The Day without Immigrants may or may not have been a political success, but it certainly didn't dent Strip casino operators. MGM Mirage Chairman Terry Lanni says more workers showed up at his 11 properties here than on a normal Monday. That's not to say MGM Mirage would want to live without its immigrant workers. And Lanni says reform is essential. It's unfair to discriminate against one group of workers who have helped build our economy and companies such as MGM Mirage, and it's impractical to ship illegal immigrants back home, he says.

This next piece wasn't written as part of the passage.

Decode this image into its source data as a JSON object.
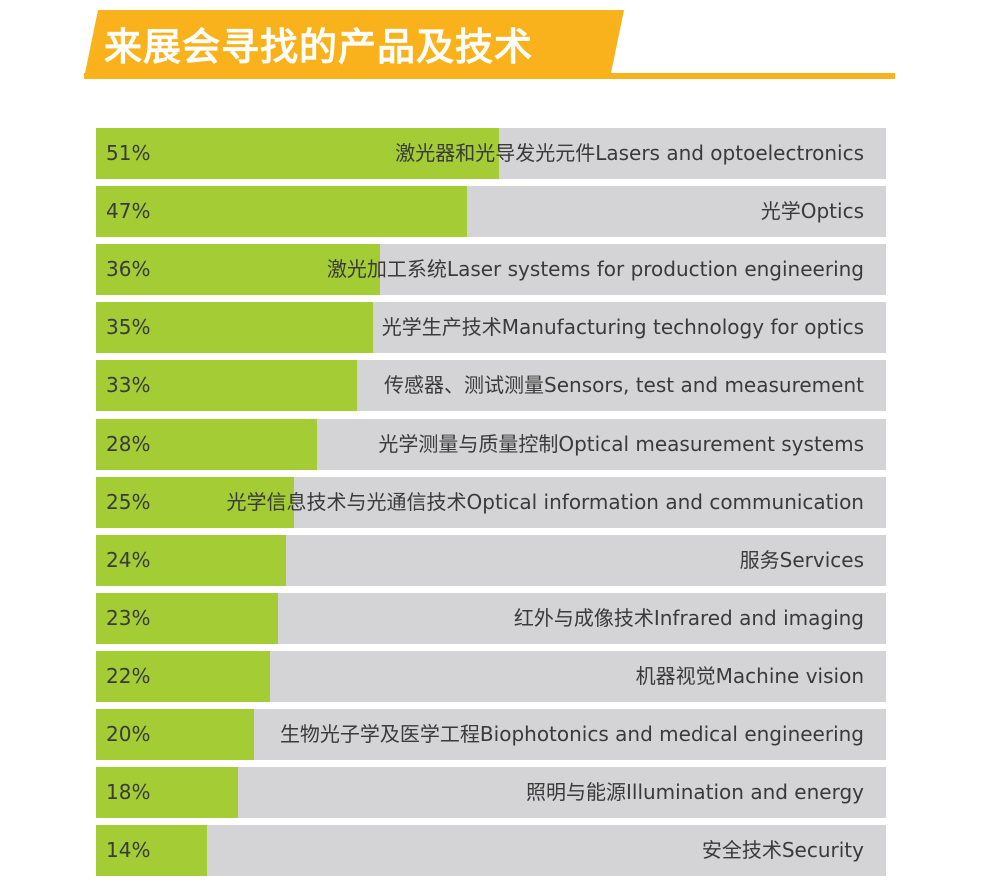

The next wave of mergers and acquisitions may be in Great Britain rather than the United States. Industry insiders say British casino operators are going to have to survive an invasion of international gaming companies. British analysts expect the government, which has authorized a single, Las Vegas-style supercasino so far, to open up the market. They say takeovers by bigger British companies are likeliest, but they also say to watch Las Vegas operators, who've shown reluctance to join any merger frenzy of late.

Respected art-market journalist Georgina Adams recently reported that Las Vegas resort developer Steve Wynn was one of the underbidders for Pablo Picasso's "Dora Maar au Chat" (1941). The masterpiece sold for a record $95.2 million at Sotheby's New York Impressionist and modern art auction early this month to an unidentified buyer. Other underbidders included mass-marketing guru Leslie Wexner and Microsoft co-founder Paul Allen. Wynn already owns Picasso's masterpiece "Le Reve."

Believe it or not, Congress has earmarked $700 million to relocate a Mississippi railroad line, clearing space for casino development. The existing line was repaired for $300 million following Hurricane Katrina. Isle of Capri Casino in Biloxi has been a prime backer of the line relocation, which is part of the Iraq/Katrina Emergency Appropriations Bill. But the Christian Science Monitor calls the boondoggle a plan to create "a Las Vegas South."

More on Barstow. Rumors that the compacts for the Big Lagoon and Los Coyotes tribes are "dead," it seems, are vastly exaggerated. Instead, every measure of compact imaginable is being tossed about the California Legislature in Sacramento. A Chemehuevi casino plan is on the June ballot. What is clear, however, is that the compact debate has turned into a partisan Ping-Pong match with Republicans supporting and Democrats opposing urban casinos. Even to some state legislators, the arguments over casinos seem to be weak foundations for deciding economic development.